10 Tips for Conducting Productive Meetings
Sometimes when I work with a company that is having difficulty in the areas of internal communication, it is possible to track many of the problems to meetings that are not being run in an effective manner.
The following is a list of items to consider when planning and conducting interdepartmental and company wide meetings.
1. Hold Only Necessary Meetings.
Some organizations schedule meetings on a regular basis in order to give the staff an opportunity for advance preparation. This in and of itself is an excellent idea. However, having a meeting merely for the sake of having a meeting is a quick way to build animosity and resentment in your staff. Not to mention the loss of valuable work time.

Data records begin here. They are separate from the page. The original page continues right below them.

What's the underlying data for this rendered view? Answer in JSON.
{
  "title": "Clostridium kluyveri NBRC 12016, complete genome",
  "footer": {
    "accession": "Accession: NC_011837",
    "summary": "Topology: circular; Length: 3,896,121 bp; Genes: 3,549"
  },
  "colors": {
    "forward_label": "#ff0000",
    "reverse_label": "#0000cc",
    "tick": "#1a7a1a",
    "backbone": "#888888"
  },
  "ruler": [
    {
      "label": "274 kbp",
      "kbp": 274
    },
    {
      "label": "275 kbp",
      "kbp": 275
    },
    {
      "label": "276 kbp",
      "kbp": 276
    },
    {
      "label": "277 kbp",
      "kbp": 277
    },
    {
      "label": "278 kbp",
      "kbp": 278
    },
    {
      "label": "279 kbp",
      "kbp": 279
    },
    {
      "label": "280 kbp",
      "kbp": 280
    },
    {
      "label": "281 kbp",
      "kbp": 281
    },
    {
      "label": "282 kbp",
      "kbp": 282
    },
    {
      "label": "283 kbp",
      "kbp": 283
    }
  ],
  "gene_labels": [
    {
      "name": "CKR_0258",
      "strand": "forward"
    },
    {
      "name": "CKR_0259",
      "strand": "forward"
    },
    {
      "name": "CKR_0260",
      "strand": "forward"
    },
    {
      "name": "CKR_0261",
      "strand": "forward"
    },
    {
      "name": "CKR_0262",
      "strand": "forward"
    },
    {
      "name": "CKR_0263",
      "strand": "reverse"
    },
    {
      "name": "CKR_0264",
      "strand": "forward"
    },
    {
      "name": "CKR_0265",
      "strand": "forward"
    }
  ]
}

2. Make Copies in Advance.
Few things are a frustrating for a group of busy department heads and team leaders than sitting around in a conference room waiting for someone to make copies of reports for the meeting presentation.
3. Have and Agenda.
Although occasional impromptu meetings are unavoidable when unexpected issues develop, conducting meetings without an agenda on a regular basis are an expensive waste of time and resources.
4. Set Time Limits.
Busy staff members find it easier to focus during meetings if the know in advance there is a finite time limit.
5. Honor Time Limits.
Period. When items can not be fully addressed in the time allotted reschedule them for another time with a greater time allotment. During large meetings I use a timer when an auditory end signal.
6. No Cell Phones.
If a meeting is important enough to attend, it is important enough to warrant your full attention.
7. No Email.
Again, if a meeting is important enough to attend, it should get your undivided attention.
8. Stick to the Agenda.
Do not add other items that crop up. Put them on the agenda for the next meeting and move on.
9. Assign a Recorder.
This is an excellent way to make sure everyone who attended the meeting came away with the same understanding.
10. Follow Up.
Before the next meeting check the progress of each person on the tasks they have been assigned.